AniClipart: Clipart Animation with Text-to-Video Priors

Ronghuan Wu,Wanchao Su,Kede Ma,Jing Liao
2024-04-19
Abstract:Clipart, a pre-made graphic art form, offers a convenient and efficient way of illustrating visual content. Traditional workflows to convert static clipart images into motion sequences are laborious and time-consuming, involving numerous intricate steps like rigging, key animation and in-betweening. Recent advancements in text-to-video generation hold great potential in resolving this problem. Nevertheless, direct application of text-to-video generation models often struggles to retain the visual identity of clipart images or generate cartoon-style motions, resulting in unsatisfactory animation outcomes. In this paper, we introduce AniClipart, a system that transforms static clipart images into high-quality motion sequences guided by text-to-video priors. To generate cartoon-style and smooth motion, we first define Bézier curves over keypoints of the clipart image as a form of motion regularization. We then align the motion trajectories of the keypoints with the provided text prompt by optimizing the Video Score Distillation Sampling (VSDS) loss, which encodes adequate knowledge of natural motion within a pretrained text-to-video diffusion model. With a differentiable As-Rigid-As-Possible shape deformation algorithm, our method can be end-to-end optimized while maintaining deformation rigidity. Experimental results show that the proposed AniClipart consistently outperforms existing image-to-video generation models, in terms of text-video alignment, visual identity preservation, and motion consistency. Furthermore, we showcase the versatility of AniClipart by adapting it to generate a broader array of animation formats, such as layered animation, which allows topological changes.

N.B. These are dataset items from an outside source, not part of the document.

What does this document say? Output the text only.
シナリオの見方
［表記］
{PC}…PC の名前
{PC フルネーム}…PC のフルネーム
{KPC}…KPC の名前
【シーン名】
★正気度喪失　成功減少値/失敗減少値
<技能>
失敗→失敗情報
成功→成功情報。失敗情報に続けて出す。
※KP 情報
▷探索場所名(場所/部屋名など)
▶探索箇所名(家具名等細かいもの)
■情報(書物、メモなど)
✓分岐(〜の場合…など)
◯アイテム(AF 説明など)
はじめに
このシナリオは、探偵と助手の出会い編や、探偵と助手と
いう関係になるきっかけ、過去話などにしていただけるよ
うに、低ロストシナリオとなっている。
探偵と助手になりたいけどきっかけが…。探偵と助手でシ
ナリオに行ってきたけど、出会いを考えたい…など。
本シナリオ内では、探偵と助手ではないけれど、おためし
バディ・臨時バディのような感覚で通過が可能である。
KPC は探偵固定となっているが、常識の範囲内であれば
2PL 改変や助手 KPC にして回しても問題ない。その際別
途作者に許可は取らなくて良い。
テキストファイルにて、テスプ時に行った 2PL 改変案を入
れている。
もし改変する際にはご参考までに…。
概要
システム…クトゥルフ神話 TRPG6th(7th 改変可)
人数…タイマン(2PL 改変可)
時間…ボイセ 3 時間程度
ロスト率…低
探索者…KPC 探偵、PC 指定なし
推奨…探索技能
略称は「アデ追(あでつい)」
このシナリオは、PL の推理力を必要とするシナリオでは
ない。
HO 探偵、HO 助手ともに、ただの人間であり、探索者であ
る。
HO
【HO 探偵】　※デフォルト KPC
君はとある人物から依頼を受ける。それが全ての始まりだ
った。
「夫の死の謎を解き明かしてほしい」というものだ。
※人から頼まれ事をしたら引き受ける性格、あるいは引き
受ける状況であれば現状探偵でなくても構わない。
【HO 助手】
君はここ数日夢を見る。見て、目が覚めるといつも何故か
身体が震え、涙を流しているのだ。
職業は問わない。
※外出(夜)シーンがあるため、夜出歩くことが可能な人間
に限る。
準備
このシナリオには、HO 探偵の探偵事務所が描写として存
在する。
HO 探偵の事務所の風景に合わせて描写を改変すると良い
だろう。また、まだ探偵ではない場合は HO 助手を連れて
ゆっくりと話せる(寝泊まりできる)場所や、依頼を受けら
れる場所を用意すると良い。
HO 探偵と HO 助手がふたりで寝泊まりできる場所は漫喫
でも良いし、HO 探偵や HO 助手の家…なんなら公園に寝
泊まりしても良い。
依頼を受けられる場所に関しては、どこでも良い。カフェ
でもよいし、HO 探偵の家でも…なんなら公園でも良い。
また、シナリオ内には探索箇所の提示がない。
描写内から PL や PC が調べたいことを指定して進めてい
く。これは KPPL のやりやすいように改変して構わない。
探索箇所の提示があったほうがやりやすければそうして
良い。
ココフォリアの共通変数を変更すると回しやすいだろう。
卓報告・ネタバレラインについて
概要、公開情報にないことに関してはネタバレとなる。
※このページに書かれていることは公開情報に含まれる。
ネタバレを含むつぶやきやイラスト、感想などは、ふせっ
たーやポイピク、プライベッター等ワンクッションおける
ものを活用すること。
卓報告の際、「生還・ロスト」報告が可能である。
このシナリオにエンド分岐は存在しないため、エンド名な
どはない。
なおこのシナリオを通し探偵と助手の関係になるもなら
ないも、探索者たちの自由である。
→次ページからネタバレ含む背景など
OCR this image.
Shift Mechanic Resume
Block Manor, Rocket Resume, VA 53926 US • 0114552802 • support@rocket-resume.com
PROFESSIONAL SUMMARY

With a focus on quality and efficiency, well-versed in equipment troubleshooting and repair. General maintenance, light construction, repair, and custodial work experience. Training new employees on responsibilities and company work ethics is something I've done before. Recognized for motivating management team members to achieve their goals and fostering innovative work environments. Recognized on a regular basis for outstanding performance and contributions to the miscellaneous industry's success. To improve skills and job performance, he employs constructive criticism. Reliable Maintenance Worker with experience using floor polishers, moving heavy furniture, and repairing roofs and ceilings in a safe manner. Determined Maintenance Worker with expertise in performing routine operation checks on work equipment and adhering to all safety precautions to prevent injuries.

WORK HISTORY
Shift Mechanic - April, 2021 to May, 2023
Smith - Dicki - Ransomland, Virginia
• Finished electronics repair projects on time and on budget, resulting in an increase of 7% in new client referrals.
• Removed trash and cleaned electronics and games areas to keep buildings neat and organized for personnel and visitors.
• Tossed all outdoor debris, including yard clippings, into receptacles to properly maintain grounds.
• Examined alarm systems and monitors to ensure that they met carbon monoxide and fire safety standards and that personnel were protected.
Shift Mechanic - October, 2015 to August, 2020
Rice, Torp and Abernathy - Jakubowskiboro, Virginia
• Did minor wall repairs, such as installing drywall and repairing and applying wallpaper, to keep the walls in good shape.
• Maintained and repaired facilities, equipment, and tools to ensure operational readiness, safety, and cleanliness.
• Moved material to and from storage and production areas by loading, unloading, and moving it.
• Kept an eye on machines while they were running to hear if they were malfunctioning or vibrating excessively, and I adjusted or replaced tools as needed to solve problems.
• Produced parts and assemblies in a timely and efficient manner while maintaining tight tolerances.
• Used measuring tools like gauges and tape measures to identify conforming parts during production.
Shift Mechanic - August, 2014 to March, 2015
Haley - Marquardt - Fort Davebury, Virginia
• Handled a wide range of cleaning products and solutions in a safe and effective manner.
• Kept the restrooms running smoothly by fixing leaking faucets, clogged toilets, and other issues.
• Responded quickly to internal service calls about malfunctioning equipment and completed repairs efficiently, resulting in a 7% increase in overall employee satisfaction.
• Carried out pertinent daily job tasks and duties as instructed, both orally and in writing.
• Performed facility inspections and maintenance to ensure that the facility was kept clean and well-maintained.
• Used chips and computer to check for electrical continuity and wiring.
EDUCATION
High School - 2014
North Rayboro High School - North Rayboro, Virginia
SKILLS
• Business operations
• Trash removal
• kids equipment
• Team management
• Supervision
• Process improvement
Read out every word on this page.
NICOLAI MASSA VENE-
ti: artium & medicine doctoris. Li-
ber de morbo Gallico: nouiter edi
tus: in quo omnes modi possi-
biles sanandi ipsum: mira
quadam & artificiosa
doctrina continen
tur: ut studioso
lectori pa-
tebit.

Computer Vision and Pattern Recognition,Graphics
What problem does this paper attempt to address?
The problem addressed in this paper is how to effectively transform static clipart into high-quality animation sequences while preserving visual recognition and frame-to-frame consistency, especially when text prompts guide the animation generation. To solve this problem, the paper introduces the AniClipart system, which utilizes a pre-trained text-to-video diffusion model to guide the generation of animated images from static clipart while addressing the limitations of existing models in preserving clipart style and motion simplicity. The specific methods include: 1. Defining Bezier curves on key points of clipart images as smooth motion paths. 2. Aligning the motion trajectories of key points with text prompts by optimizing the Video Score Distillation Sampling (VSDS) loss function to extract natural motion knowledge. 3. Using a differentiable As-Rigid-As-Possible (ARAP) shape deformation algorithm to maintain shape rigidity during an end-to-end optimization process while updating key point positions to avoid pixel-level distortion and preserve visual recognition. Experimental results demonstrate that AniClipart outperforms existing image-to-video generation models in text-video alignment, visual identity preservation, and motion consistency. It is also capable of adapting to various animation formats, such as layered animations with topological changes.